Le syndicaliste, le conseiller administratif et Marilyne Monroe

 

De la fenêtre du tram je vois Robert en train de courir derrière un môme dans la rue en bas de chez moi. Je sors comme une bombe de mon tram en me demandant à quoi joue le patron mon rade préféré ?? Quand je rentre au « Sabre et l’Amitié réunis » c’est le tremblement de terre, les chaises parterre, les bouteilles renversées et Denise qui pleurniche essuyant  son nez de son tablier douteux. Tous les clients parlent en même temps et Palu derrière ce qui reste du bar est complètement tétanisé. Nom d’une clé anglaise que s’est-il passé ? Robert revient tout essoufflé mais triomphant il a récupéré l’argent de la caisse de la journée et il a mis une tannée au gamin qui voulait jouer au braqueur.  Applaudissements nourris, regards langoureux de Denise vers son héros de mari, tout le monde se met au travail pour redonner un peu de lustre à notre bistrot favori.

Une demi-heure plus tard je suis à table avec La vieille dame en fauteuil roulant, Momo et un autre client habitué. « On a eu chaud ! » dit Denise en venant prendre la commande.  Momo imperturbable lit inlassablement.Je regarde par-dessus son épaule et ça semble être de l’hébreux. Surprise « C’est quoi ? » Momo stupéfait « Tu ne lis pas l’hébreux ? » Tout le monde autour de la table se bidonne, un habitué lui dit « personne ici ne lit l’hébreux sauf toi ! » Momo pose son livre et me dit « Est-ce que ta campagne est aussi meurtrière que tu l’espérais ? » chacun attend des détails croustillants,  une petite révélation sur les mœurs sexuelles de la politique genevoise, une cruauté sur le physique ou l’intellect de certain, une arnaque à dégoupiller le temps venu … Je souris et réponds à tous « Y’a quelqu’un qu’est syndiqué ici ? » Personne. Pas une main ne se lève. Le regard de la vieille dame pétille, elle a déjà compris où j’allais en venir. Elle avale tranquillement une gorgée de rouge et me demande avec cette gentillesse qui annonce d'un rire collectif homérique : « Il est toujours après toi, l’omni conseiller ?" Belle formule, je me retiens de rire. « Tu devrais en parler à Robert, il est en forme en ce moment… » « C’est un coup à se retrouver au gnouf ! ça vaut pas la peine. » La vieille me répond  « Pour une fois qu’il verrait un travailleur de près, on saurait comment il les aime, les prolos ».

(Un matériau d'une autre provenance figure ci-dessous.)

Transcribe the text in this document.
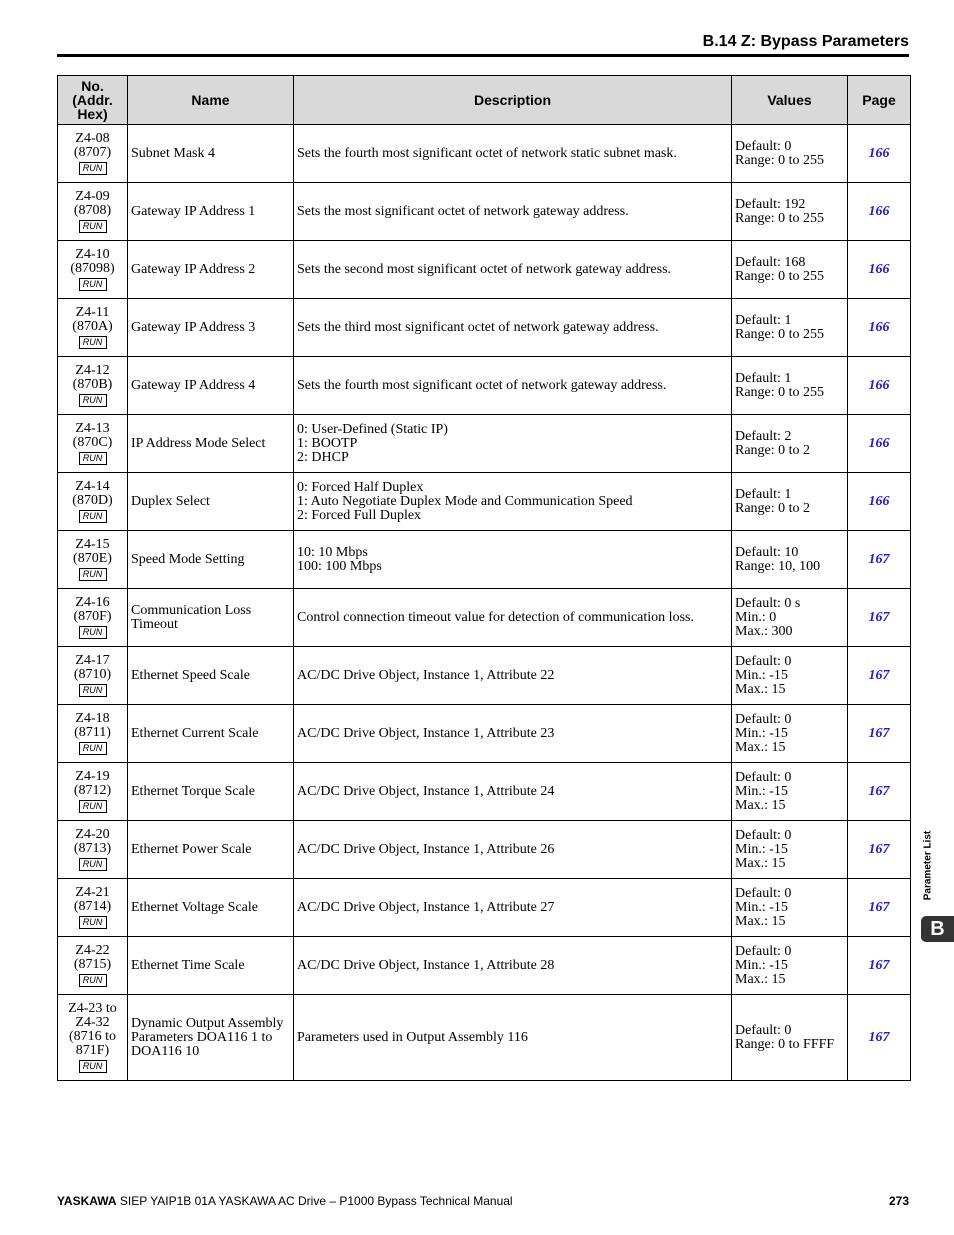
B.14 Z: Bypass Parameters
No.
(Addr.
Hex)	Name	Description	Values	Page

Z4-08
(8707)
RUN	Subnet Mask 4	Sets the fourth most significant octet of network static subnet mask.	Default: 0
Range: 0 to 255	166

Z4-09
(8708)
RUN	Gateway IP Address 1	Sets the most significant octet of network gateway address.	Default: 192
Range: 0 to 255	166

Z4-10
(87098)
RUN	Gateway IP Address 2	Sets the second most significant octet of network gateway address.	Default: 168
Range: 0 to 255	166

Z4-11
(870A)
RUN	Gateway IP Address 3	Sets the third most significant octet of network gateway address.	Default: 1
Range: 0 to 255	166

Z4-12
(870B)
RUN	Gateway IP Address 4	Sets the fourth most significant octet of network gateway address.	Default: 1
Range: 0 to 255	166

Z4-13
(870C)
RUN	IP Address Mode Select	0: User-Defined (Static IP)
1: BOOTP
2: DHCP	Default: 2
Range: 0 to 2	166

Z4-14
(870D)
RUN	Duplex Select	0: Forced Half Duplex
1: Auto Negotiate Duplex Mode and Communication Speed
2: Forced Full Duplex	Default: 1
Range: 0 to 2	166

Z4-15
(870E)
RUN	Speed Mode Setting	10: 10 Mbps
100: 100 Mbps	Default: 10
Range: 10, 100	167

Z4-16
(870F)
RUN	Communication Loss
Timeout	Control connection timeout value for detection of communication loss.	Default: 0 s
Min.: 0
Max.: 300	167

Z4-17
(8710)
RUN	Ethernet Speed Scale	AC/DC Drive Object, Instance 1, Attribute 22	Default: 0
Min.: -15
Max.: 15	167

Z4-18
(8711)
RUN	Ethernet Current Scale	AC/DC Drive Object, Instance 1, Attribute 23	Default: 0
Min.: -15
Max.: 15	167

Z4-19
(8712)
RUN	Ethernet Torque Scale	AC/DC Drive Object, Instance 1, Attribute 24	Default: 0
Min.: -15
Max.: 15	167

Z4-20
(8713)
RUN	Ethernet Power Scale	AC/DC Drive Object, Instance 1, Attribute 26	Default: 0
Min.: -15
Max.: 15	167

Z4-21
(8714)
RUN	Ethernet Voltage Scale	AC/DC Drive Object, Instance 1, Attribute 27	Default: 0
Min.: -15
Max.: 15	167

Z4-22
(8715)
RUN	Ethernet Time Scale	AC/DC Drive Object, Instance 1, Attribute 28	Default: 0
Min.: -15
Max.: 15	167

Z4-23 to
Z4-32
(8716 to
871F)
RUN	Dynamic Output Assembly
Parameters DOA116 1 to
DOA116 10	Parameters used in Output Assembly 116	Default: 0
Range: 0 to FFFF	167
Parameter List
B
YASKAWA SIEP YAIP1B 01A YASKAWA AC Drive – P1000 Bypass Technical Manual	273
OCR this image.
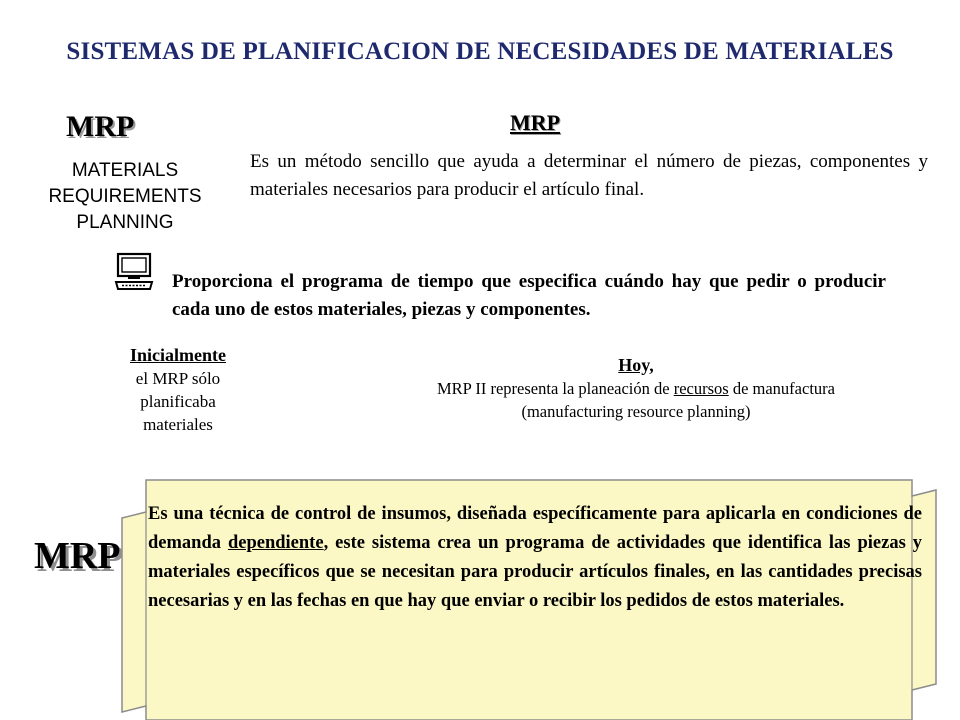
SISTEMAS DE PLANIFICACION DE NECESIDADES DE MATERIALES
MRP
MATERIALS
REQUIREMENTS
PLANNING
MRP
Es un método sencillo que ayuda a determinar el número de piezas, componentes y materiales necesarios para producir el artículo final.
Proporciona el programa de tiempo que especifica cuándo hay que pedir o producir cada uno de estos materiales, piezas y componentes.
Inicialmente
el MRP sólo
planificaba
materiales
Hoy,
MRP II representa la planeación de recursos de manufactura
(manufacturing resource planning)
MRP
Es una técnica de control de insumos, diseñada específicamente para aplicarla en condiciones de demanda dependiente, este sistema crea un programa de actividades que identifica las piezas y materiales específicos que se necesitan para producir artículos finales, en las cantidades precisas necesarias y en las fechas en que hay que enviar o recibir los pedidos de estos materiales.
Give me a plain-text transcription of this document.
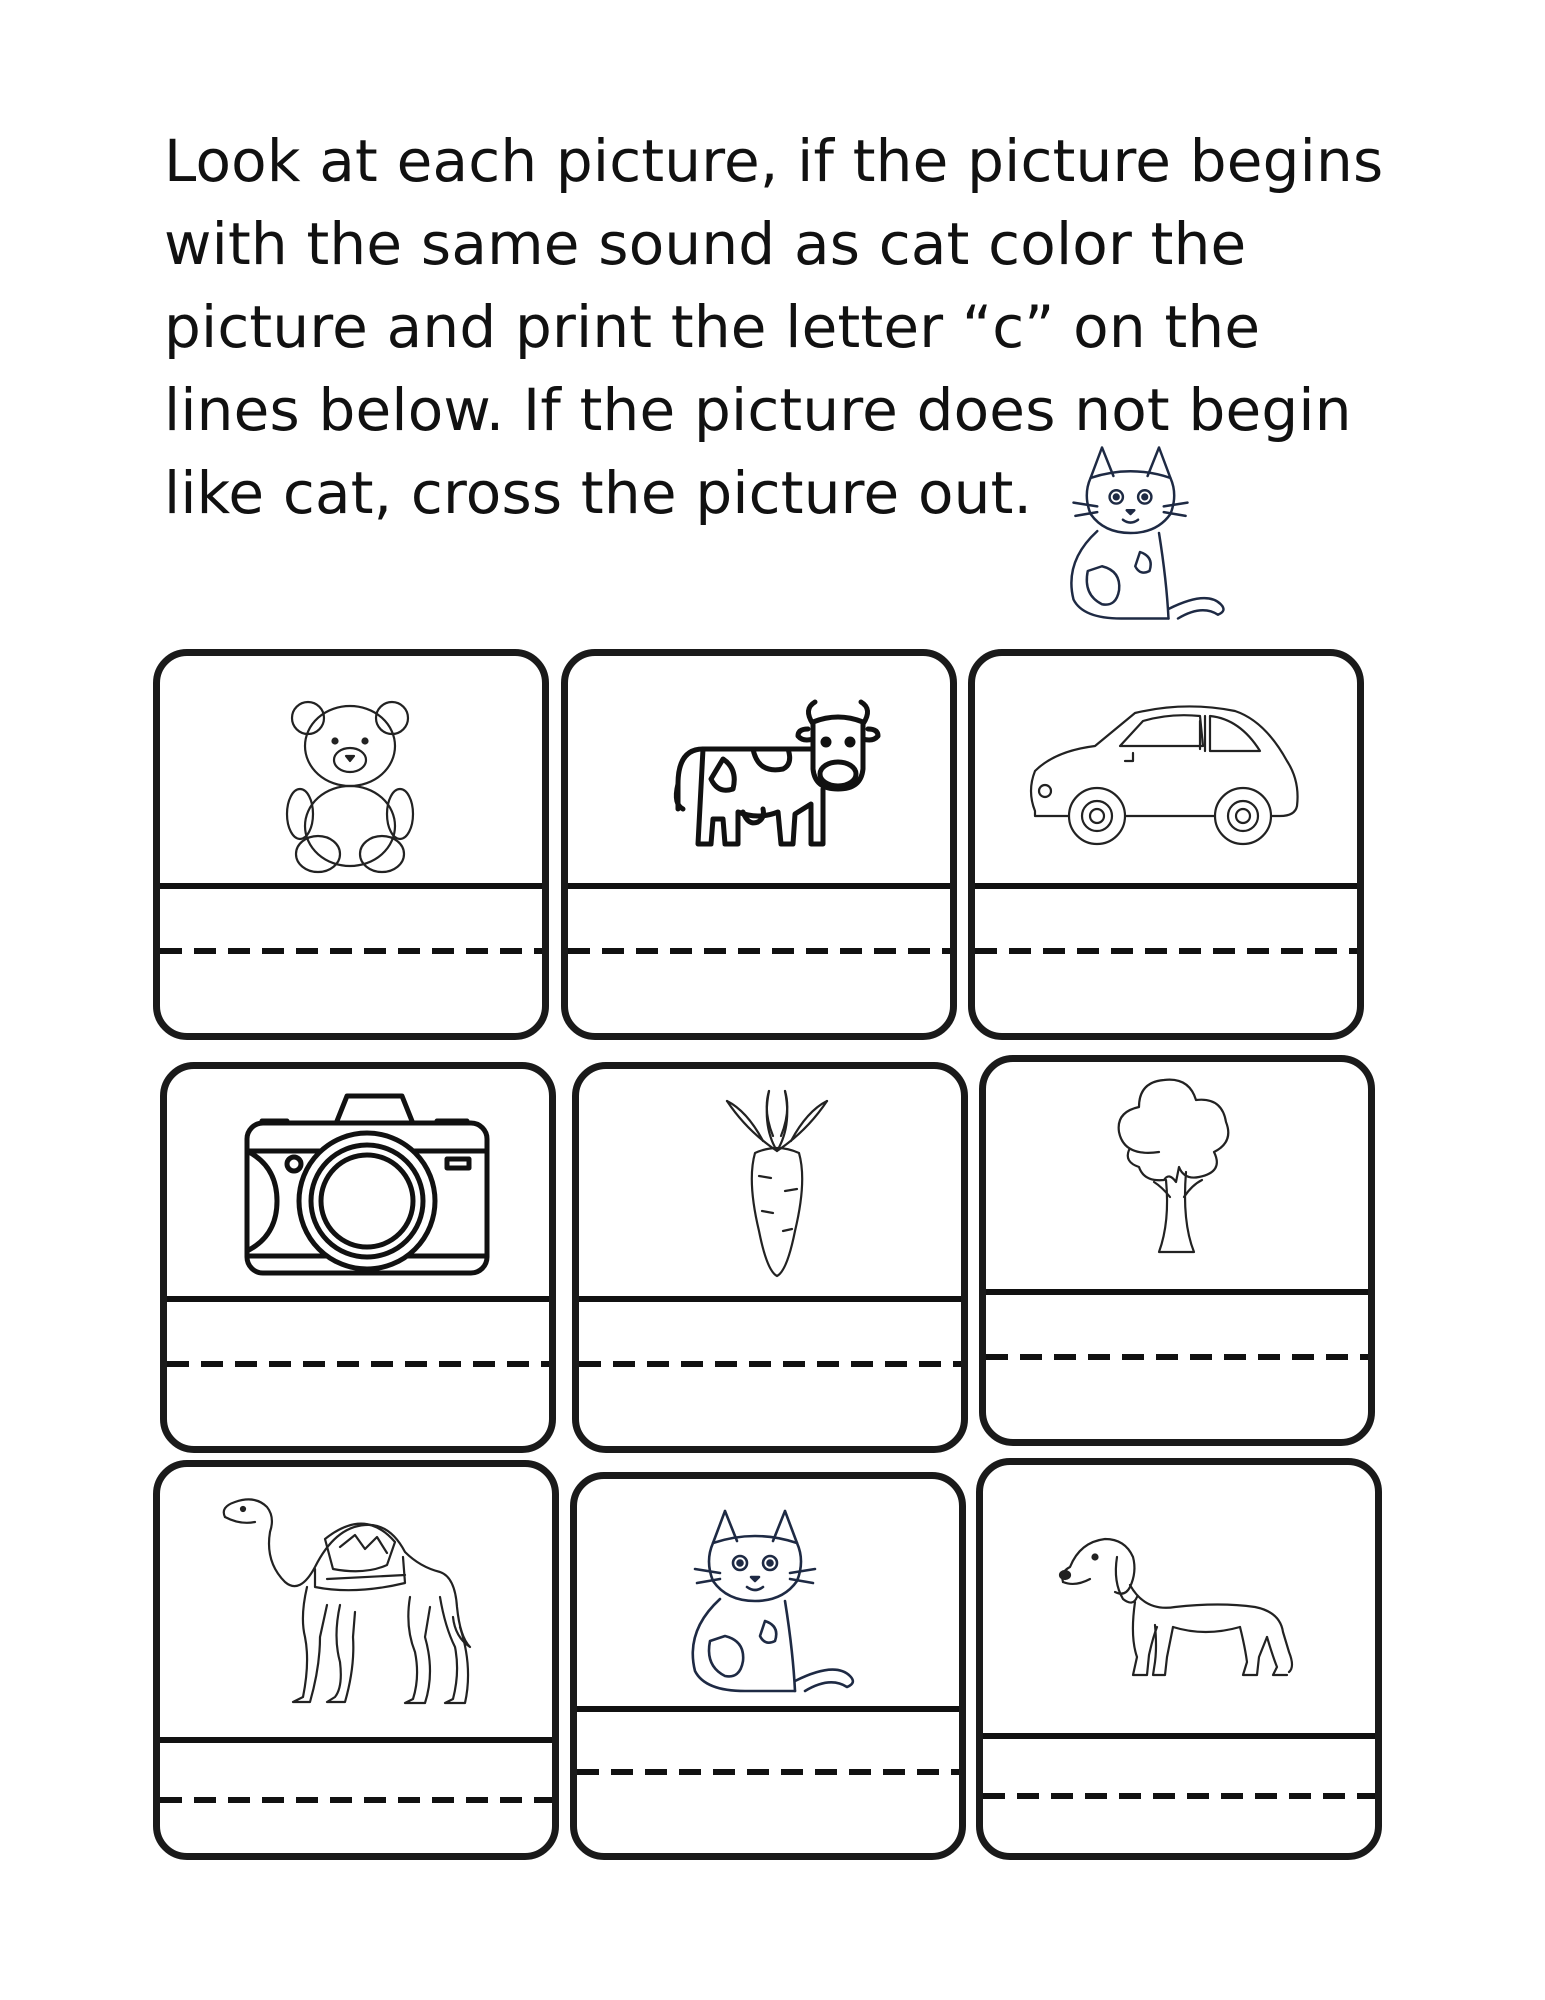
Look at each picture, if the picture begins
with the same sound as cat color the
picture and print the letter “c” on the
lines below. If the picture does not begin
like cat, cross the picture out.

Momo, qui ne perd pas un mot de notre discussion, se mêle à la conversation et conclue « Certains les aiment chauds, mais je crois pas que ça va lui plaire » La vieille dame pouffe de rire dans son mouchoir, Momo lui fait un clin d’œil et reprend sa mystérieuse lecture. C’est le moment que Robert choisit pour nous en lancer une qui vaut son pesant nougatine « Je comprends pas pourquoi un arabe lit un livre en hébreu ? ». Voilà, la discussion est lancée. Il ne reste plus qu’à laisser courir en sirotant un martini gin avec la certitude que la soirée sera… pour le moins distrayante.

 

Lulu la nantaise    

 

10:46 Publié dans Résistance | Lien permanent | Commentaires (0) | |  Facebook

Les commentaires sont fermés.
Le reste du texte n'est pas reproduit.